For many people, slowing down includes more time in front of the TV. Mr. Sprinkle, to the contrary, was proud of the fact that he never watched TV, a pursuit he felt made people lazy. He said he’d spent the better part of his life looking at the backside of a TV, and preferred to listen to the radio. Just like when he was a boy, he loved listening to ball games and Big Band music, and fiddling with his short-wave radio.
While he feigned cantankerousness, Mr. Sprinkle was also generous, helping many friends over the years by giving them a place to live while they got their lives on track.
Even as he got older and faced health problems, Mr. Sprinkle kept his wit. When asked how he was doing, he’d answer, “Well, I woke up.”

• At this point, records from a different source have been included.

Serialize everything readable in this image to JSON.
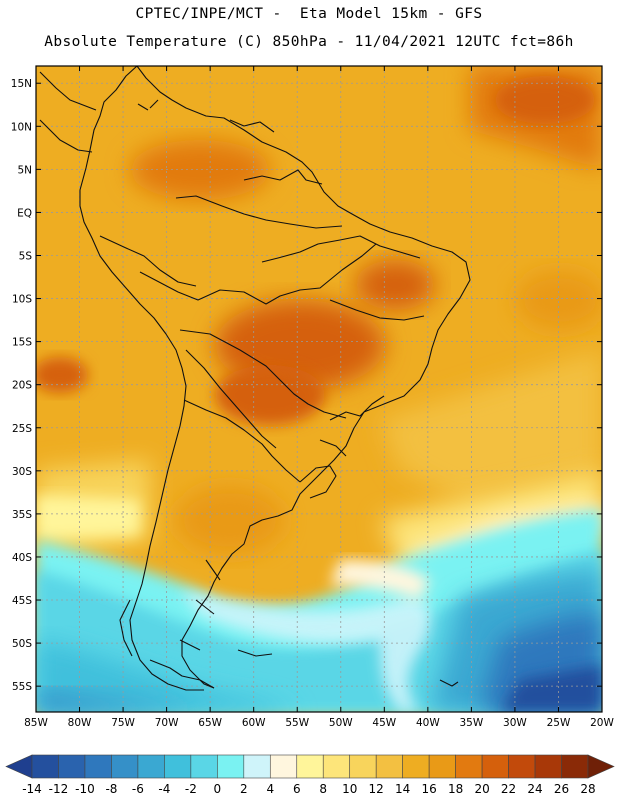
{
  "header": {
    "line1": "CPTEC/INPE/MCT -  Eta Model 15km - GFS",
    "line2": "Absolute Temperature (C) 850hPa - 11/04/2021 12UTC fct=86h"
  },
  "map": {
    "region": "South America",
    "lon_range": [
      -85,
      -20
    ],
    "lat_range": [
      -58,
      17
    ],
    "grid": true,
    "lat_ticks": [
      {
        "value": 15,
        "label": "15N"
      },
      {
        "value": 10,
        "label": "10N"
      },
      {
        "value": 5,
        "label": "5N"
      },
      {
        "value": 0,
        "label": "EQ"
      },
      {
        "value": -5,
        "label": "5S"
      },
      {
        "value": -10,
        "label": "10S"
      },
      {
        "value": -15,
        "label": "15S"
      },
      {
        "value": -20,
        "label": "20S"
      },
      {
        "value": -25,
        "label": "25S"
      },
      {
        "value": -30,
        "label": "30S"
      },
      {
        "value": -35,
        "label": "35S"
      },
      {
        "value": -40,
        "label": "40S"
      },
      {
        "value": -45,
        "label": "45S"
      },
      {
        "value": -50,
        "label": "50S"
      },
      {
        "value": -55,
        "label": "55S"
      }
    ],
    "lon_ticks": [
      {
        "value": -85,
        "label": "85W"
      },
      {
        "value": -80,
        "label": "80W"
      },
      {
        "value": -75,
        "label": "75W"
      },
      {
        "value": -70,
        "label": "70W"
      },
      {
        "value": -65,
        "label": "65W"
      },
      {
        "value": -60,
        "label": "60W"
      },
      {
        "value": -55,
        "label": "55W"
      },
      {
        "value": -50,
        "label": "50W"
      },
      {
        "value": -45,
        "label": "45W"
      },
      {
        "value": -40,
        "label": "40W"
      },
      {
        "value": -35,
        "label": "35W"
      },
      {
        "value": -30,
        "label": "30W"
      },
      {
        "value": -25,
        "label": "25W"
      },
      {
        "value": -20,
        "label": "20W"
      }
    ]
  },
  "colorbar": {
    "labels": [
      "-14",
      "-12",
      "-10",
      "-8",
      "-6",
      "-4",
      "-2",
      "0",
      "2",
      "4",
      "6",
      "8",
      "10",
      "12",
      "14",
      "16",
      "18",
      "20",
      "22",
      "24",
      "26",
      "28"
    ],
    "colors": [
      "#1f3f8f",
      "#24509e",
      "#2a63ae",
      "#2f78bd",
      "#3590c8",
      "#3aa8d2",
      "#40c0dc",
      "#5ad6e6",
      "#7af2f2",
      "#cff4fa",
      "#fff6de",
      "#fff59a",
      "#fde57a",
      "#f8d45c",
      "#f3c041",
      "#eead22",
      "#e99a17",
      "#e27a10",
      "#d5600c",
      "#c24a0b",
      "#a83808",
      "#8a2a07",
      "#6f2007"
    ]
  }
}
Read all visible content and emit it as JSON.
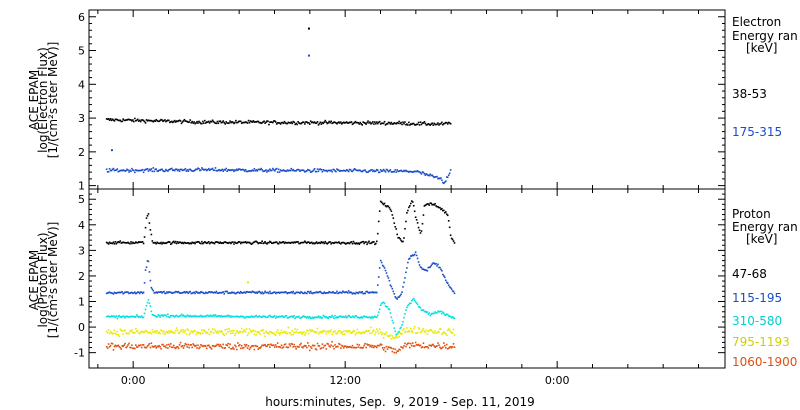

Up until the end, Mr. Sprinkle loved to shoot the breeze more than anything, hearkening back to his COURIER days when, as Mr. Smith described, “If you were in the mood to talk, it was endless information. He loved that you wanted to hear it.”
While Mr. Sprinkle is no longer running his route, his memory remains firm with numerous COURIER staffers and alums as well as those who served him at his favorite haunt, The Village Grille.
“I don’t believe in no happy hunting grounds,” he used to say, but Ms. Rosenberg says she likes to imagine him in a better place.
“He was just a wonderful character who was full of stories: stories of the history of Claremont, stories about the families here—stories about everything.”